SENTINEL AND ENTERPRISE (Fitchburg, Massachusetts) 25 July 06 Editorial: Punish reckless alligator owner
Just when you thought you've heard everything, we reported last week that Townsend and State Environmental Police caught a six-foot alligator in a residential neighborhood Tuesday.
The capture came after a truck driver spotted it sunning itself in the middle of Old City Road in Townsend.
It took three officers about 45 minutes to capture the reptile, even though its mouth had been sealed shut with black electrical tape.
"If he had gotten the tape off, we would have had a lot bigger problem," Townsend Police Officer Thadeus Rochette, who helped capture the alligator, told the Sentinel & Enterprise. "We probably would have had to shoot it."
Police caught a second alligator Friday.
Michael Ralbovsky, who owns Rain Forest Reptile Shows in Beverly, said he will take care of the animal for a few weeks before sending it to the St. Augistine Alligator Farm and Zoological Park in Florida.
"That animal can be quite dangerous," Ralbovsky said.
"It can be extremely dangerous to a child."
Ralbovsky said the tape around the alligator's mouth could have given way, because of the swamp water.
He said releasing an alligator into a residential area like this is "simply reckless."
Whoever did this "needs to go to jail," Ralbovsky said.
We agree.
It's hard to believe anyone would want to own an alligator as a pet - to do so is illegal in Massachusetts but legal in New Hampshire - but apparently this alligator's owner got tired of having the reptile around and decided to release it.

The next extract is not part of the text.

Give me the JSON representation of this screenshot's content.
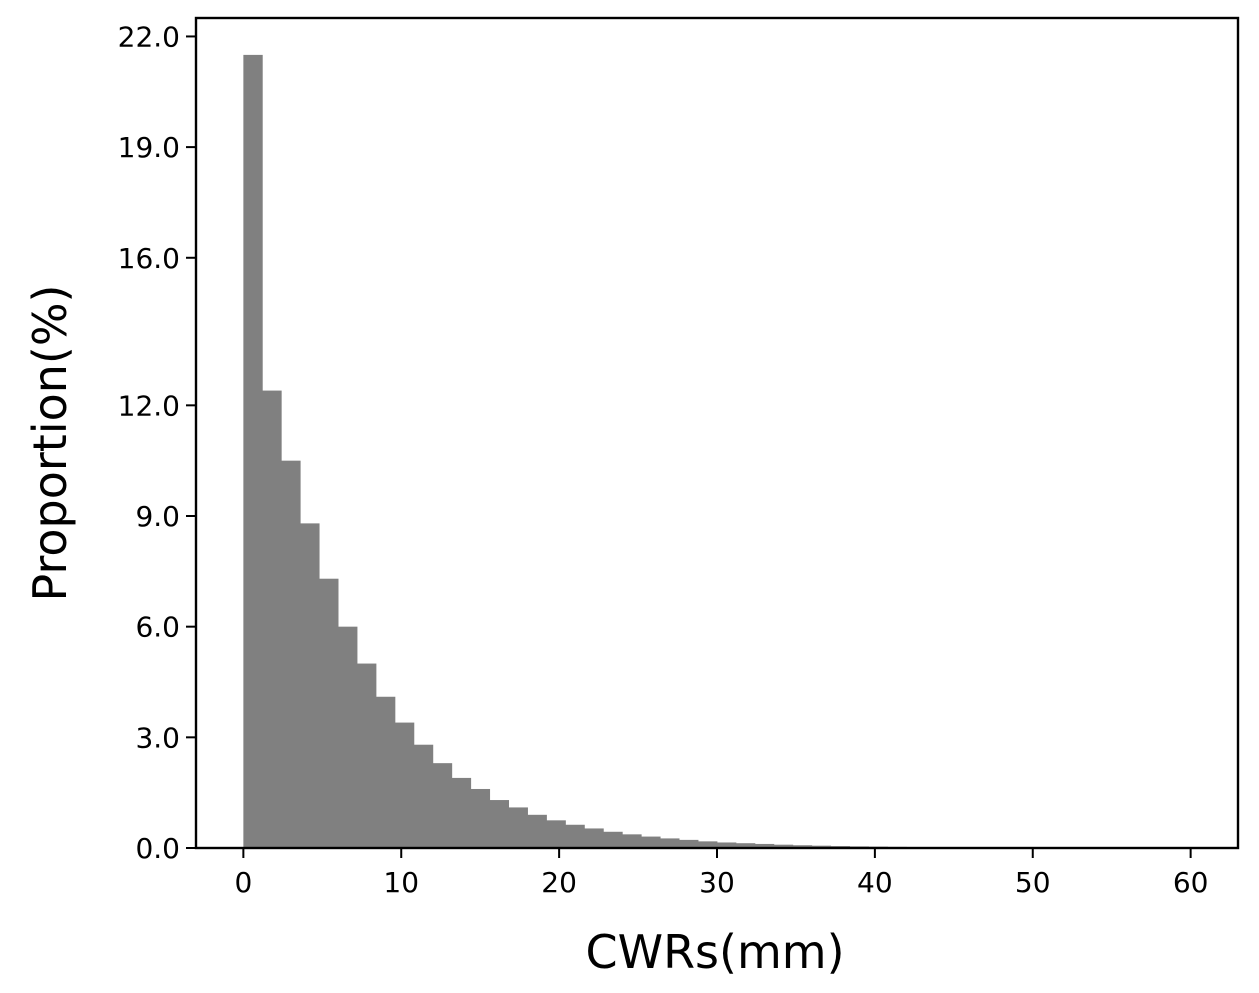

That decision put anyone who came into contact with the alligator, or who could of come into contact with the alligator, in serious danger.
If the alligators had broken through the duct tape, they could have killed a child or severely injured an adult.
Whoever decided to release the alligators made an incredibly dangerous and selfish decision, which fortunately ended with no one getting hurt.
Police say they now know who owned the alligators.
We say it's time to charge him with endangering the public.